Another thing that likely happened to our beef habits is that people came back to Ireland having levied abroad with a taste for the style of meat cooking where they had been. As many as two hundred thousand Irish people moved away during the early days of the recession and returned. Many with changed pallets. This Irish Times article chronicles some of their newfound loves, including raw meat. I’ve never met someone who went on to develop a taste for rarer meat that ever went back to a more well-done variety. Though I have converted many a well-done only gal to a bloody beef evangelical.
It’s likely that our change and growth, at least partly, were because of the increased Tourism in Ireland. With more and more Americans and mainland Europeans coming here for their holidays requesting meat cooked how they liked them made, these options were more available to Irish people too. I tried my first steak rare after working as waitstaff at age sixteen to see what all the fuss was about. I’d previously thought I didn’t like beef. Dear Baccus, was I wrong. I just didn’t like well-done beef.

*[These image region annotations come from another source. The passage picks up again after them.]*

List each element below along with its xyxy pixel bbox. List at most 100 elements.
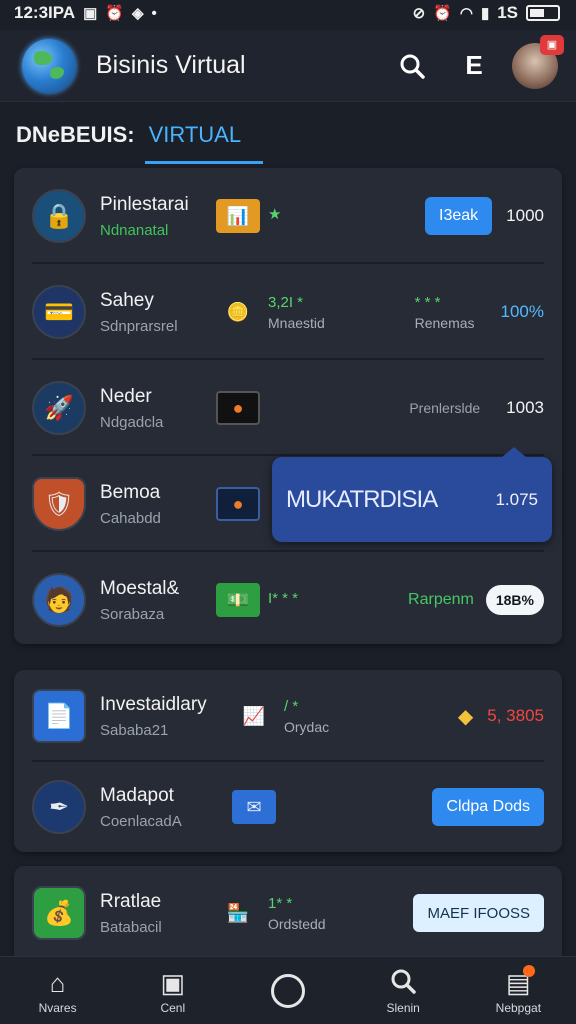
item-name: Pinlestarai <box>100 193 189 215</box>
list-item[interactable]: 📄 Investaidlary Sababa21 📈 / * Orydac ◆ … <box>32 670 544 762</box>
item-value: 5, 3805 <box>487 706 544 725</box>
menu-icon[interactable]: E <box>456 48 492 84</box>
avatar[interactable]: ▣ <box>512 34 564 89</box>
mail-icon: ✉ <box>232 790 276 824</box>
card-icon: 💳 <box>32 285 86 339</box>
circle-icon <box>270 973 305 1008</box>
item-mid-text: Ordstedd <box>268 915 326 932</box>
item-value: 100% <box>500 302 544 321</box>
nav-label: Slenin <box>386 1000 420 1015</box>
notification-icon: ▣ <box>83 5 98 22</box>
tooltip-popover[interactable]: MUKATRDISIA 1.075 <box>272 447 552 542</box>
alarm-icon: ⏰ <box>105 5 124 22</box>
list-item[interactable]: 🚀 Neder Ndgadcla ● Prenlerslde 1003 <box>32 360 544 456</box>
monitor-icon: ● <box>216 487 260 521</box>
tooltip-value: 1.075 <box>495 489 538 509</box>
laptop-icon: ● <box>216 391 260 425</box>
item-status: Rarpenm <box>408 591 474 608</box>
mute-icon: ⊘ <box>412 5 426 22</box>
nav-label: Nvares <box>38 1000 77 1015</box>
item-accent: 3,2I * <box>268 293 304 311</box>
rocket-icon: 🚀 <box>32 381 86 435</box>
action-button[interactable]: MAEF IFOOSS <box>413 894 544 932</box>
nav-box[interactable]: ▣ Cenl <box>128 967 218 1015</box>
status-right-text: 1S <box>497 3 518 22</box>
search-icon[interactable] <box>394 48 430 84</box>
tab-prefix: DNeBEUIS: <box>16 122 135 147</box>
list-item[interactable]: 🔒 Pinlestarai Ndnanatal 📊 ★ I3eak 1000 <box>32 168 544 264</box>
chart-board-icon: 📊 <box>216 199 260 233</box>
item-name: Bemoa <box>100 481 161 503</box>
app-icon: ◈ <box>131 5 144 22</box>
list-item[interactable]: 🧑 Moestal& Sorabaza 💵 I* * * Rarpenm 18B… <box>32 552 544 648</box>
tab-virtual[interactable]: VIRTUAL <box>144 122 263 164</box>
item-subtitle: Ndnanatal <box>100 221 169 239</box>
item-subtitle: Ndgadcla <box>100 413 164 431</box>
action-button[interactable]: Cldpa Dods <box>432 788 544 826</box>
home-icon: ⌂ <box>49 967 66 998</box>
globe-icon[interactable] <box>22 38 76 93</box>
list-card: 📄 Investaidlary Sababa21 📈 / * Orydac ◆ … <box>14 670 562 852</box>
status-bar: 12:3IPA ▣ ⏰ ◈ • ⊘ ⏰ ◠ ▮ 1S <box>0 0 576 26</box>
search-icon <box>389 967 417 999</box>
nav-label: Cenl <box>160 1000 186 1015</box>
item-status: Renemas <box>414 314 475 331</box>
nav-inbox[interactable]: ▤ Nebpgat <box>473 964 563 1015</box>
item-status: Prenlerslde <box>409 400 481 416</box>
wifi-icon: ◠ <box>459 5 473 22</box>
nav-search[interactable]: Slenin <box>358 967 448 1015</box>
alarm-icon: ⏰ <box>433 5 452 22</box>
list-item[interactable]: ✒ Madapot CoenlacadA ✉ Cldpa Dods <box>32 762 544 852</box>
tab-bar: DNeBEUIS: VIRTUAL <box>16 110 263 164</box>
shop-icon: 🏪 <box>226 902 250 923</box>
bottom-nav: ⌂ Nvares ▣ Cenl Slenin ▤ Nebpgat <box>0 956 576 1024</box>
item-mid-text: Mnaestid <box>268 314 325 331</box>
nav-home[interactable]: ⌂ Nvares <box>13 967 103 1015</box>
item-name: Rratlae <box>100 890 162 912</box>
item-name: Madapot <box>100 784 174 806</box>
notification-dot-icon <box>522 964 535 977</box>
item-accent: 1* * <box>268 894 293 912</box>
status-time: 12:3IPA <box>14 3 76 22</box>
lock-icon: 🔒 <box>32 189 86 243</box>
nav-label: Nebpgat <box>495 1000 542 1015</box>
nav-center[interactable] <box>243 973 333 1008</box>
item-mid-text: Orydac <box>284 718 330 735</box>
item-value: 1000 <box>506 206 544 225</box>
notification-badge-icon: ▣ <box>540 34 564 55</box>
item-subtitle: Batabacil <box>100 918 162 936</box>
pen-icon: ✒ <box>32 780 86 834</box>
person-icon: 🧑 <box>32 573 86 627</box>
tooltip-title: MUKATRDISIA <box>286 485 438 513</box>
list-item[interactable]: 💰 Rratlae Batabacil 🏪 1* * Ordstedd MAEF… <box>32 866 544 960</box>
battery-icon <box>526 5 560 21</box>
item-accent: / * <box>284 697 299 715</box>
item-value: 1003 <box>506 398 544 417</box>
value-pill[interactable]: 18B% <box>485 585 544 615</box>
item-name: Investaidlary <box>100 693 207 715</box>
box-icon: ▣ <box>160 967 186 998</box>
gem-icon: ◆ <box>457 705 474 728</box>
list-item[interactable]: 💳 Sahey Sdnprarsrel 🪙 3,2I * Mnaestid * … <box>32 264 544 360</box>
document-icon: 📄 <box>32 689 86 743</box>
signal-icon: ▮ <box>480 5 490 22</box>
item-accent: I* * * <box>268 589 299 607</box>
growth-arrow-icon: 📈 <box>242 705 266 726</box>
money-icon: 💰 <box>32 886 86 940</box>
shield-icon: 🛡 <box>32 477 86 531</box>
item-name: Moestal& <box>100 577 180 599</box>
list-card: 🔒 Pinlestarai Ndnanatal 📊 ★ I3eak 1000 💳… <box>14 168 562 644</box>
item-subtitle: Sdnprarsrel <box>100 317 178 335</box>
item-name: Sahey <box>100 289 154 311</box>
item-name: Neder <box>100 385 152 407</box>
list-card: 💰 Rratlae Batabacil 🏪 1* * Ordstedd MAEF… <box>14 866 562 966</box>
item-subtitle: Cahabdd <box>100 509 161 527</box>
item-subtitle: Sababa21 <box>100 721 169 739</box>
page-title: Bisinis Virtual <box>96 51 246 79</box>
action-button[interactable]: I3eak <box>425 197 493 235</box>
star-icon: ★ <box>268 206 282 223</box>
dot-icon: • <box>151 4 157 22</box>
coins-icon: 🪙 <box>226 301 250 322</box>
cash-icon: 💵 <box>216 583 260 617</box>
item-subtitle: Sorabaza <box>100 605 165 623</box>
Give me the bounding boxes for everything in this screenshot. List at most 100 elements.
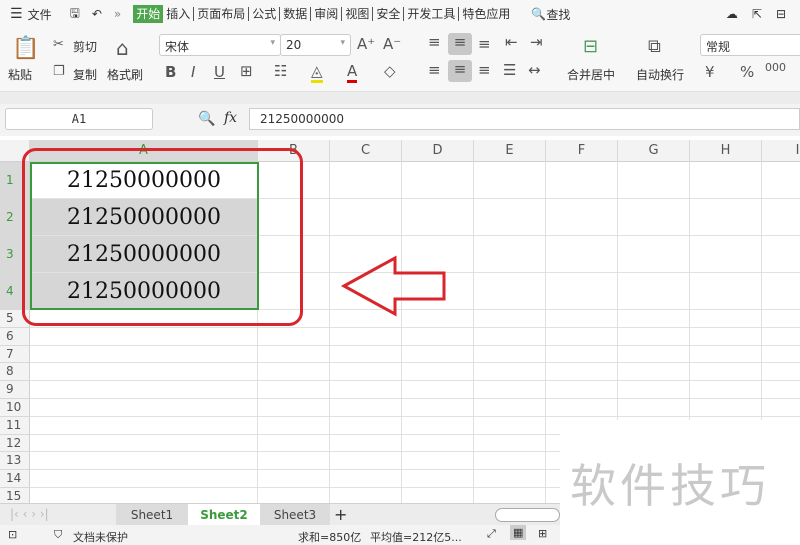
tab-formula[interactable]: 公式 bbox=[249, 7, 281, 21]
row-header-11[interactable]: 11 bbox=[0, 416, 30, 435]
row-header-9[interactable]: 9 bbox=[0, 381, 30, 399]
column-header-F[interactable]: F bbox=[546, 140, 618, 162]
name-box[interactable]: A1 bbox=[5, 108, 153, 130]
search-icon[interactable]: 🔍 bbox=[531, 7, 546, 21]
sheet-tab-2[interactable]: Sheet2 bbox=[188, 504, 260, 526]
font-size-select[interactable]: 20 ▾ bbox=[280, 34, 351, 56]
shield-icon: ⛉ bbox=[54, 528, 63, 541]
cut-button[interactable]: 剪切 bbox=[73, 38, 97, 55]
column-header-G[interactable]: G bbox=[618, 140, 690, 162]
column-header-H[interactable]: H bbox=[690, 140, 762, 162]
align-center-icon[interactable]: ≡ bbox=[448, 60, 472, 82]
align-top-icon[interactable]: ≡ bbox=[428, 33, 441, 51]
tab-data[interactable]: 数据 bbox=[280, 7, 312, 21]
tab-features[interactable]: 特色应用 bbox=[459, 7, 513, 21]
tab-security[interactable]: 安全 bbox=[373, 7, 405, 21]
percent-icon[interactable]: % bbox=[740, 63, 754, 81]
thousands-icon[interactable]: 000 bbox=[765, 61, 786, 74]
column-header-D[interactable]: D bbox=[402, 140, 474, 162]
tab-page-layout[interactable]: 页面布局 bbox=[194, 7, 250, 21]
grid-line bbox=[30, 326, 800, 328]
hamburger-icon[interactable]: ☰ bbox=[10, 6, 23, 22]
distribute-icon[interactable]: ↔ bbox=[528, 61, 541, 79]
formula-bar: A1 🔍 fx 21250000000 bbox=[0, 104, 800, 136]
format-painter-button[interactable]: 格式刷 bbox=[107, 66, 143, 83]
formula-input[interactable]: 21250000000 bbox=[249, 108, 800, 130]
justify-icon[interactable]: ☰ bbox=[503, 61, 516, 79]
page-view-icon[interactable]: ⊞ bbox=[538, 527, 547, 540]
search-button[interactable]: 查找 bbox=[546, 6, 570, 23]
settings-icon[interactable]: ⊟ bbox=[776, 7, 786, 21]
row-header-8[interactable]: 8 bbox=[0, 363, 30, 382]
paste-icon[interactable]: 📋 bbox=[12, 36, 39, 61]
sum-readout: 求和=850亿 bbox=[298, 531, 362, 544]
tab-developer[interactable]: 开发工具 bbox=[404, 7, 460, 21]
wrap-text-button[interactable]: 自动换行 bbox=[636, 66, 684, 83]
tab-view[interactable]: 视图 bbox=[342, 7, 374, 21]
more-icon[interactable]: » bbox=[114, 7, 121, 21]
add-sheet-icon[interactable]: + bbox=[334, 505, 347, 524]
grid-line bbox=[30, 362, 800, 364]
currency-icon[interactable]: ¥ bbox=[705, 63, 715, 81]
protect-status[interactable]: 文档未保护 bbox=[73, 529, 128, 545]
column-header-I[interactable]: I bbox=[762, 140, 800, 162]
save-icon[interactable]: 🖫 bbox=[70, 4, 80, 25]
copy-icon: ❐ bbox=[53, 64, 65, 79]
row-header-10[interactable]: 10 bbox=[0, 399, 30, 417]
merge-icon: ⊟ bbox=[583, 36, 599, 57]
row-header-7[interactable]: 7 bbox=[0, 345, 30, 364]
ribbon: 📋 粘贴 ✂ 剪切 ❐ 复制 ⌂ 格式刷 宋体 ▾ 20 ▾ A⁺ A⁻ B I U… bbox=[0, 28, 800, 92]
tab-review[interactable]: 审阅 bbox=[311, 7, 343, 21]
row-header-14[interactable]: 14 bbox=[0, 470, 30, 488]
cloud-icon[interactable]: ☁ bbox=[726, 7, 738, 21]
fullscreen-icon[interactable]: ⤢ bbox=[487, 527, 496, 541]
column-header-E[interactable]: E bbox=[474, 140, 546, 162]
number-format-select[interactable]: 常规 bbox=[700, 34, 800, 56]
tab-home[interactable]: 开始 bbox=[133, 5, 164, 23]
tab-insert[interactable]: 插入 bbox=[163, 7, 195, 21]
align-right-icon[interactable]: ≡ bbox=[478, 61, 491, 79]
italic-icon[interactable]: I bbox=[191, 63, 195, 81]
merge-center-button[interactable]: 合并居中 bbox=[567, 66, 615, 83]
bold-icon[interactable]: B bbox=[165, 63, 176, 81]
align-bottom-icon[interactable]: ≡ bbox=[478, 35, 491, 53]
font-value: 宋体 bbox=[165, 40, 190, 54]
underline-icon[interactable]: U bbox=[214, 63, 225, 81]
status-bar: ⊡ ⛉ 文档未保护 求和=850亿 平均值=212亿5... ⤢ ▦ ⊞ bbox=[0, 525, 560, 545]
row-header-12[interactable]: 12 bbox=[0, 434, 30, 453]
undo-icon[interactable]: ↶ bbox=[92, 7, 102, 21]
row-header-15[interactable]: 15 bbox=[0, 488, 30, 503]
decrease-font-icon[interactable]: A⁻ bbox=[383, 35, 401, 53]
indent-decrease-icon[interactable]: ⇤ bbox=[505, 33, 518, 51]
grid-line bbox=[30, 380, 800, 382]
indent-increase-icon[interactable]: ⇥ bbox=[530, 33, 543, 51]
row-header-13[interactable]: 13 bbox=[0, 452, 30, 471]
row-header-6[interactable]: 6 bbox=[0, 327, 30, 346]
column-header-C[interactable]: C bbox=[330, 140, 402, 162]
increase-font-icon[interactable]: A⁺ bbox=[357, 35, 375, 53]
sheet-tab-1[interactable]: Sheet1 bbox=[116, 504, 188, 526]
horizontal-scrollbar[interactable] bbox=[495, 508, 560, 522]
share-icon[interactable]: ⇱ bbox=[752, 7, 762, 21]
copy-button[interactable]: 复制 bbox=[73, 66, 97, 83]
annotation-arrow-icon bbox=[340, 255, 446, 317]
sheet-nav-icons[interactable]: |‹ ‹ › ›| bbox=[10, 507, 49, 521]
normal-view-icon[interactable]: ▦ bbox=[510, 525, 527, 540]
number-format-value: 常规 bbox=[706, 40, 731, 54]
menu-bar: ☰ 文件 🖫 ↶ » 开始 插入 页面布局 公式 数据 审阅 视图 安全 开发工… bbox=[0, 0, 800, 28]
font-family-select[interactable]: 宋体 ▾ bbox=[159, 34, 281, 56]
border-icon[interactable]: ⊞ bbox=[240, 62, 253, 80]
macro-icon[interactable]: ⊡ bbox=[8, 528, 17, 541]
sheet-tab-3[interactable]: Sheet3 bbox=[260, 504, 330, 526]
fx-icon[interactable]: fx bbox=[224, 110, 237, 126]
paste-button[interactable]: 粘贴 bbox=[8, 66, 32, 83]
align-left-icon[interactable]: ≡ bbox=[428, 61, 441, 79]
menu-file[interactable]: 文件 bbox=[28, 6, 52, 23]
fill-color-icon[interactable]: ◬ bbox=[311, 62, 323, 83]
zoom-icon[interactable]: 🔍 bbox=[198, 111, 215, 127]
fill-style-icon[interactable]: ☷ bbox=[274, 62, 287, 80]
font-color-icon[interactable]: A bbox=[347, 62, 358, 83]
align-middle-icon[interactable]: ≡ bbox=[448, 33, 472, 55]
eraser-icon[interactable]: ◇ bbox=[384, 62, 396, 80]
watermark-area: 软件技巧 bbox=[560, 420, 800, 545]
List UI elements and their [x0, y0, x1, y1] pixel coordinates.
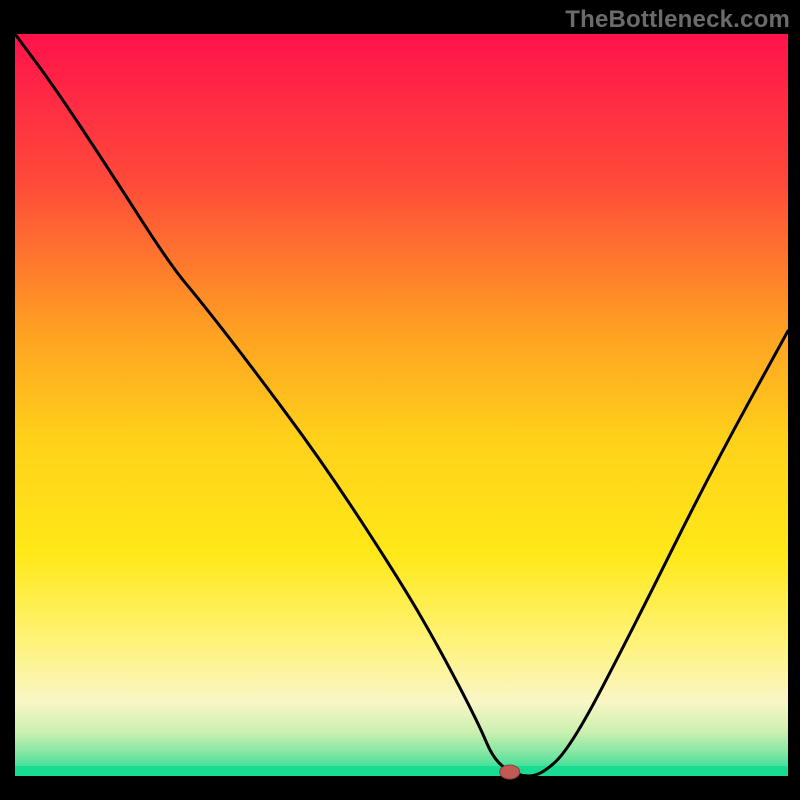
optimal-point-marker: [500, 765, 520, 779]
green-band: [15, 766, 788, 776]
watermark-text: TheBottleneck.com: [565, 6, 790, 34]
bottleneck-chart: [0, 0, 800, 800]
chart-background-gradient: [15, 34, 788, 776]
chart-frame: TheBottleneck.com: [0, 0, 800, 800]
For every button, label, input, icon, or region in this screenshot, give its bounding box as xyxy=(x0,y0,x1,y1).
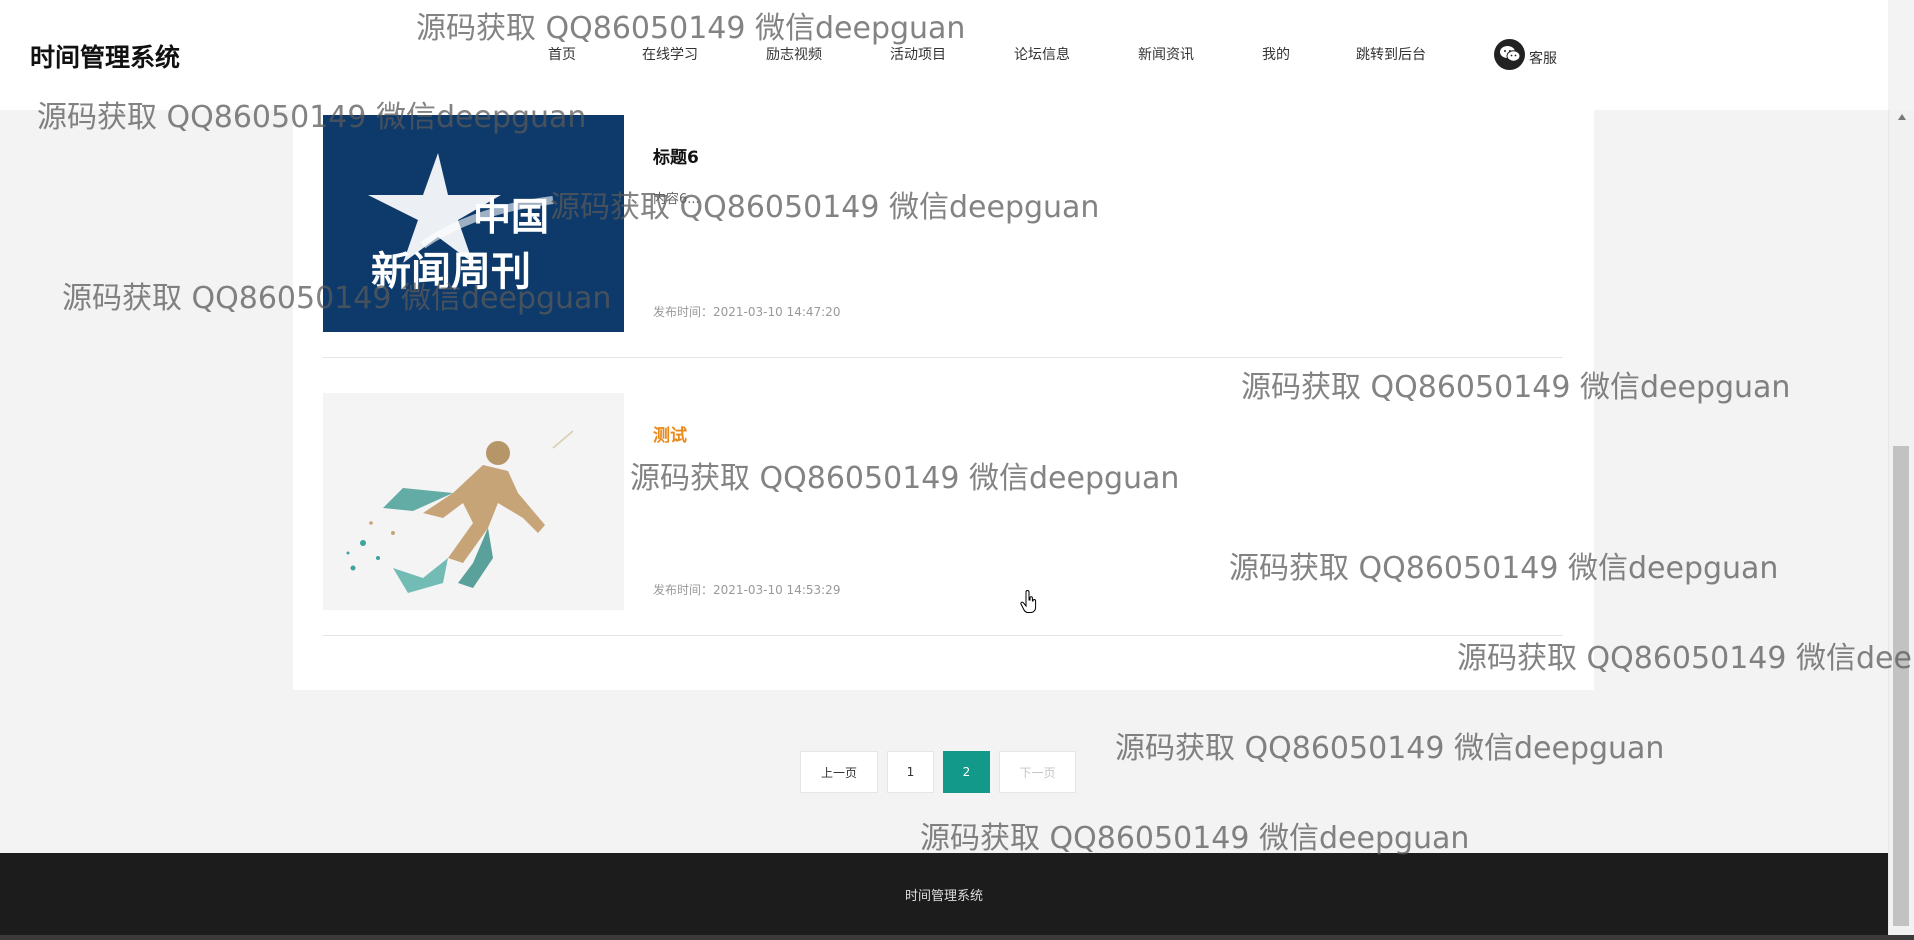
scrollbar-thumb[interactable] xyxy=(1893,446,1909,926)
nav-item-mine[interactable]: 我的 xyxy=(1262,44,1290,64)
nav-item-admin[interactable]: 跳转到后台 xyxy=(1356,44,1426,64)
nav-item-forum[interactable]: 论坛信息 xyxy=(1014,44,1070,64)
hand-cursor-icon xyxy=(1020,589,1038,618)
nav-item-home[interactable]: 首页 xyxy=(548,44,576,64)
vertical-scrollbar[interactable] xyxy=(1888,110,1914,935)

Did our move towards rarer meat come via the Internet and America? By the time I was 21, I’d read enough waiter blogs and Anthony Bourdain memoirs to know that customers who ask for a well-done anything are answered with dinners that have been spat on. But I was already eating pink meat by then. Thinking of myself as superior to my philistine of a brother. Yes, the snobbery of eating rarer meat is real. Unfortunately, people in Ireland now feel like they have to come out as a well-done meat-eater. It has become that pervasive. But that’s not unique to Ireland.
About fifteen years ago, noted then-New York Times food critic Frank Bruni celebrated the rise of the medium-rare pork chop. While I don’t advocate reading the comments on most articles here, the commenters cheered him on vehemently. One wrote, “Chalk me up as a fan of chicken that’s pink all the way through!”. Since then, the NYT seems to have adopted an editorial board stance endorsing rare enough meat. Mark Bittman once wrote for them, “Forgive my snobbishness, but well-done meat is dry and flavourless….” which is sort of where we are today.
Of course, in defence of well-done steak, it always comes with some cracking sauces. And if you’re nervous about food poisoning, especially if you’ve had beef-based food poisoning before, I get it. A colleague of mine had food poisoning only twice in her life, both from beef in France.
In this study of Irish beef-eating habits, people with a preference for beef cooked to rare/medium-rare scored their steaks lower in every category except for flavour than those with a preference for medium, well-done meat.